A música é, por esta razão, muito mais espontânea, permanece no tempo como um diálogo, um monólogo, flexível e móvel. As canções ganham vida a partir de sugestivos momentos de improviso, escondidos nas execuções, das escolhas feitas para aquele palco. Agora, a música de "O Paraíso" está na Terra.

"O Porto" foi uma das maiores experiências da minha vida. É quente, incrívelmente espessa e comovente.
É sereno, tal como o sorriso da nossa casa quando regressamos do trabalho. Sereno como o sorriso da nossa mulher, que nos saúda da casa onde vivemos depois de um dia de Ódio e Redenção.
É denso como todos os sentimentos de uma vida. Atravessa todos os estados de alma na sua plenitude.

É simplesmente belo e sedutor com o seu som suave e mórbido de guitarras e voz. Voz que nos pode capturar numa teia de ideias, ideias puras, onde a idade e tempo não existem e a nossa vida resiste o tempo de uma canção: um nascimento em cada princípio, uma morte em cada final.... 18 canções, 18 vidas diferentes e iguais na sua origem, na matriz dos seus sentimentos.
É calmo como a narração de uma velha avó mas igualmente intenso como o verdadeiro desenrolar das acções, calmo como uma memória, intenso como a passagem do presente do futuro para o passado.

Ouço-o e o palco aparece à minha frente. Teresa Salgueiro a cantar. Observo os seus movimentos. A voz parece uma nuvem de incenso sobre a audiência, sustentada pelo seu respirar, pela sua vida.
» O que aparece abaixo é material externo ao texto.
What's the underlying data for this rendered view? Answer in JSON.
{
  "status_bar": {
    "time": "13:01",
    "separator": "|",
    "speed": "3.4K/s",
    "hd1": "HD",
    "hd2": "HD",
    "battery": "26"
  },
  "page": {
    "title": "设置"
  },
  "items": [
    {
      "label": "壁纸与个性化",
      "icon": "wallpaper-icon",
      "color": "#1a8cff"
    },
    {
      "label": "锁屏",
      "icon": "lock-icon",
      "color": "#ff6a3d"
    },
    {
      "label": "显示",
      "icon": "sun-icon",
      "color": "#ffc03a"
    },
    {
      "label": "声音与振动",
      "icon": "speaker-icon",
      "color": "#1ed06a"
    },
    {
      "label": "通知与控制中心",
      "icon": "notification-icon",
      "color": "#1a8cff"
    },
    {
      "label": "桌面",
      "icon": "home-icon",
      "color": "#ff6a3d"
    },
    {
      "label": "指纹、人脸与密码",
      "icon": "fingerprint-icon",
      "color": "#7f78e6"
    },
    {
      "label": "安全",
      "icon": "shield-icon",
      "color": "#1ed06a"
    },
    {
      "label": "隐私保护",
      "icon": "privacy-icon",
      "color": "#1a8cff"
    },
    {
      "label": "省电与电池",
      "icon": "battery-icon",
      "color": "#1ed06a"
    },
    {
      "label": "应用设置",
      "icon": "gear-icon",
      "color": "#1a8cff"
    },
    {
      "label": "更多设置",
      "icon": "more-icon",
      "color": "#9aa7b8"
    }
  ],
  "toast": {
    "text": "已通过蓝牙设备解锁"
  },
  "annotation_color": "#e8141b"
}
Como um nevoeiro, passa por todas as frestas do recinto, e a música o vento que o impele.
Imagino-me nos corredores do Coliseu enquanto a voz de Teresa Salgueiro, distante na reverberação das paredes, parece ainda mais próxima, pois parece que as paredes, as lâmpadas, o chão também cantam. A voz está por todo o lado, completamente desprendida do corpo, da existência física. E sinto que também o meu corpo canta na suave massagem das ondas sonoras. Sinto-me um pedaço de barro moldado por aquele som, numa forma que adoro, porque é muito mais parecido comigo mesmo.

Imagino-me invisível, caminhando silenciosamente do palco, olhando, imperturbável os rostos intensos dos músicos, olhando as suas mãos produzindo com movimentos curtos, contracções e expansões no meu coração. Caminho em direcção a Teresa Salgueiro. Estou à sua frente. Perdido na sua voz, olho para ela, para as suas mãos desenhando um padrão hipnótico, moldando o ar como esculturas de palavras.
Durante "Á Margem" ela senta-se e posso-me sentar ao pé dela, e a música torna-se um simples diálogo entre nós. Então, num sonho, olho para a audiência que escuta e descubro o meu rosto em cada rosto que vejo.

A dança de Teresa Salgueiro é uma manifestação de alegria. É a completa fusão do seu corpo com a música que a envolve. Quando dança, a sua voz parece continuar, irradiando dos seus vestidos, do seu sorriso, dos movimentos rítmicos dos seus braços. Nada pode exprimir tão bem o sentimento alegre e terreno daquela canção. A música, que é a mesma que acompanha a voz, parece completamente diferente quando o corpo de Teresa Salgueiro canta através da dança. Parece diferente porque tenta descrever o que se passa no palco. Cada nota é uma palavra dessa descrição, precisa, incisiva, vaga, vã. Teresa Salgueiro dança e o seu bem estar faz com que o espaço que a envolve pareça um embaraço aos seus movimentos, que parecem suaves, líquidos, um quente chocolate líquido : quente e doce. Bebam-no.